While this approach provides the agency with the flexibility to identify emerging issues as they arise and tailor any response to specific circumstances, it also means that fiduciaries are often left to guess at what practices comply with the law.
The 401(k) lawsuits fall into three major areas.
Inappropriate investment choices: ERISA does not spell out specifically what type of investment options are appropriate, but rather puts the emphasis on the process of selection. Two fiduciaries could choose the same investment option and face different risks of liability if one followed a prudent decision-making and monitoring process and the other did not. Issues also arise when fiduciaries include the employer’s own stock in its 401(k) plan and that stock performs badly. Most of the suits in the wake of the Great Recession centered on investment choice.
Excessive fees: Litigation often involves the allegation of excessive investment and/or administrative fees. Similar to the issues regarding inappropriate investment options, ERISA requires that fiduciaries follow a careful, prudent process to ensure that plans pay no more than reasonable fees for necessary services.
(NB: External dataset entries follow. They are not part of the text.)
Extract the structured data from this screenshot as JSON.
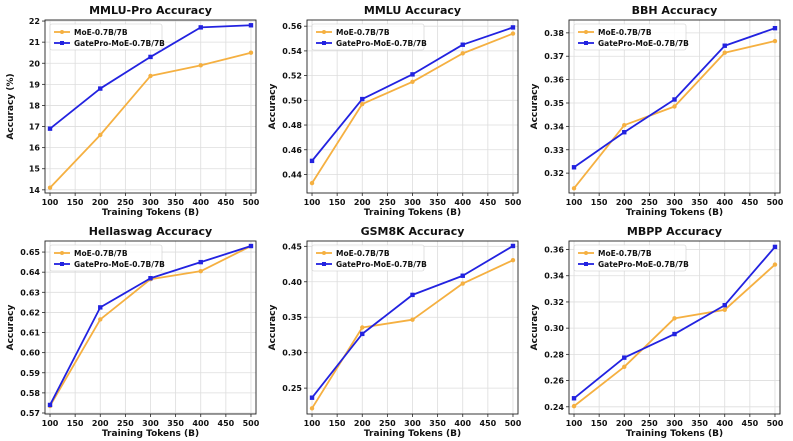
{
  "colors": {
    "moe": "#F5B041",
    "gatepro": "#2222E0",
    "grid": "#dddddd",
    "frame": "#222222"
  },
  "chart_data": [
    {
      "type": "line",
      "title": "MMLU-Pro Accuracy",
      "xlabel": "Training Tokens (B)",
      "ylabel": "Accuracy (%)",
      "x": [
        100,
        200,
        300,
        400,
        500
      ],
      "xlim": [
        90,
        510
      ],
      "xticks": [
        "100",
        "150",
        "200",
        "250",
        "300",
        "350",
        "400",
        "450",
        "500"
      ],
      "ylim": [
        13.85,
        22.05
      ],
      "yticks": [
        "14",
        "15",
        "16",
        "17",
        "18",
        "19",
        "20",
        "21",
        "22"
      ],
      "grid": true,
      "legend": "top-left",
      "series": [
        {
          "name": "MoE-0.7B/7B",
          "values": [
            14.1,
            16.6,
            19.4,
            19.9,
            20.5
          ]
        },
        {
          "name": "GatePro-MoE-0.7B/7B",
          "values": [
            16.9,
            18.8,
            20.3,
            21.7,
            21.8
          ]
        }
      ]
    },
    {
      "type": "line",
      "title": "MMLU Accuracy",
      "xlabel": "Training Tokens (B)",
      "ylabel": "Accuracy",
      "x": [
        100,
        200,
        300,
        400,
        500
      ],
      "xlim": [
        90,
        510
      ],
      "xticks": [
        "100",
        "150",
        "200",
        "250",
        "300",
        "350",
        "400",
        "450",
        "500"
      ],
      "ylim": [
        0.425,
        0.565
      ],
      "yticks": [
        "0.44",
        "0.46",
        "0.48",
        "0.50",
        "0.52",
        "0.54",
        "0.56"
      ],
      "grid": true,
      "legend": "top-left",
      "series": [
        {
          "name": "MoE-0.7B/7B",
          "values": [
            0.433,
            0.497,
            0.515,
            0.538,
            0.554
          ]
        },
        {
          "name": "GatePro-MoE-0.7B/7B",
          "values": [
            0.451,
            0.501,
            0.521,
            0.545,
            0.559
          ]
        }
      ]
    },
    {
      "type": "line",
      "title": "BBH Accuracy",
      "xlabel": "Training Tokens (B)",
      "ylabel": "Accuracy",
      "x": [
        100,
        200,
        300,
        400,
        500
      ],
      "xlim": [
        90,
        510
      ],
      "xticks": [
        "100",
        "150",
        "200",
        "250",
        "300",
        "350",
        "400",
        "450",
        "500"
      ],
      "ylim": [
        0.3115,
        0.3855
      ],
      "yticks": [
        "0.32",
        "0.33",
        "0.34",
        "0.35",
        "0.36",
        "0.37",
        "0.38"
      ],
      "grid": true,
      "legend": "top-left",
      "series": [
        {
          "name": "MoE-0.7B/7B",
          "values": [
            0.3135,
            0.3405,
            0.3485,
            0.3715,
            0.3765
          ]
        },
        {
          "name": "GatePro-MoE-0.7B/7B",
          "values": [
            0.3225,
            0.3375,
            0.3515,
            0.3745,
            0.382
          ]
        }
      ]
    },
    {
      "type": "line",
      "title": "Hellaswag Accuracy",
      "xlabel": "Training Tokens (B)",
      "ylabel": "Accuracy",
      "x": [
        100,
        200,
        300,
        400,
        500
      ],
      "xlim": [
        90,
        510
      ],
      "xticks": [
        "100",
        "150",
        "200",
        "250",
        "300",
        "350",
        "400",
        "450",
        "500"
      ],
      "ylim": [
        0.5695,
        0.6555
      ],
      "yticks": [
        "0.57",
        "0.58",
        "0.59",
        "0.60",
        "0.61",
        "0.62",
        "0.63",
        "0.64",
        "0.65"
      ],
      "grid": true,
      "legend": "top-left",
      "series": [
        {
          "name": "MoE-0.7B/7B",
          "values": [
            0.5735,
            0.6165,
            0.6365,
            0.6405,
            0.653
          ]
        },
        {
          "name": "GatePro-MoE-0.7B/7B",
          "values": [
            0.574,
            0.6225,
            0.637,
            0.645,
            0.653
          ]
        }
      ]
    },
    {
      "type": "line",
      "title": "GSM8K Accuracy",
      "xlabel": "Training Tokens (B)",
      "ylabel": "Accuracy",
      "x": [
        100,
        200,
        300,
        400,
        500
      ],
      "xlim": [
        90,
        510
      ],
      "xticks": [
        "100",
        "150",
        "200",
        "250",
        "300",
        "350",
        "400",
        "450",
        "500"
      ],
      "ylim": [
        0.2135,
        0.4575
      ],
      "yticks": [
        "0.25",
        "0.30",
        "0.35",
        "0.40",
        "0.45"
      ],
      "grid": true,
      "legend": "top-left",
      "series": [
        {
          "name": "MoE-0.7B/7B",
          "values": [
            0.2215,
            0.3355,
            0.3465,
            0.3975,
            0.4305
          ]
        },
        {
          "name": "GatePro-MoE-0.7B/7B",
          "values": [
            0.2365,
            0.3265,
            0.3815,
            0.4085,
            0.4505
          ]
        }
      ]
    },
    {
      "type": "line",
      "title": "MBPP Accuracy",
      "xlabel": "Training Tokens (B)",
      "ylabel": "Accuracy",
      "x": [
        100,
        200,
        300,
        400,
        500
      ],
      "xlim": [
        90,
        510
      ],
      "xticks": [
        "100",
        "150",
        "200",
        "250",
        "300",
        "350",
        "400",
        "450",
        "500"
      ],
      "ylim": [
        0.2345,
        0.3665
      ],
      "yticks": [
        "0.24",
        "0.26",
        "0.28",
        "0.30",
        "0.32",
        "0.34",
        "0.36"
      ],
      "grid": true,
      "legend": "top-left",
      "series": [
        {
          "name": "MoE-0.7B/7B",
          "values": [
            0.2405,
            0.2705,
            0.3075,
            0.314,
            0.3485
          ]
        },
        {
          "name": "GatePro-MoE-0.7B/7B",
          "values": [
            0.2465,
            0.2775,
            0.2955,
            0.3175,
            0.362
          ]
        }
      ]
    }
  ]
}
Fees have been the major source of litigation during the recent resurgence of litigation.
Self-dealing: In the ERISA context, the term “self-dealing” most often refers to a case in which a plan fiduciary acts in its own best interest rather than serving the plan and its participants. Employers that sponsor ERISA plans can also be held liable for permitting the assets in a benefit plan to “inure to the benefit of the employer.” Self-dealing accounts for only a small share of total lawsuits.
The extensive litigation inevitably has consequences — some good, some not so good, and some unclear.
Greater use of passive investment options: Plans have been shifting their assets toward more passive investments, at least partially because these investments typically do not pose a risk of significantly underperforming other index funds on performance and fee benchmarks.
Reduction of asset class coverage: Litigation concerns may also have dampened fiduciaries’ appetite to add narrowly-focused investments to their menus. Given the lack of knowledge that most participants have about investing, the gains from not offering such funds in terms of lower fees would likely offset the losses from restricting these options.
Increased fee transparency: Greater scrutiny by plaintiff attorneys in 401(k) litigation, combined with the DOL’s 2012 regulation requiring service providers to disclose their fees to plan fiduciaries, have led to increasing fee transparency. Increased transparency has been accompanied by lower fees.
Lack of innovation: Some experts are concerned that the fear of litigation prevents the use of creative options that may improve participant outcomes — like investment vehicles designed to provide a lifetime income stream when participants retire. After all, offering an annuity option would involve more complexity than passive investments and would require the plan to choose a provider, which itself entails some risk.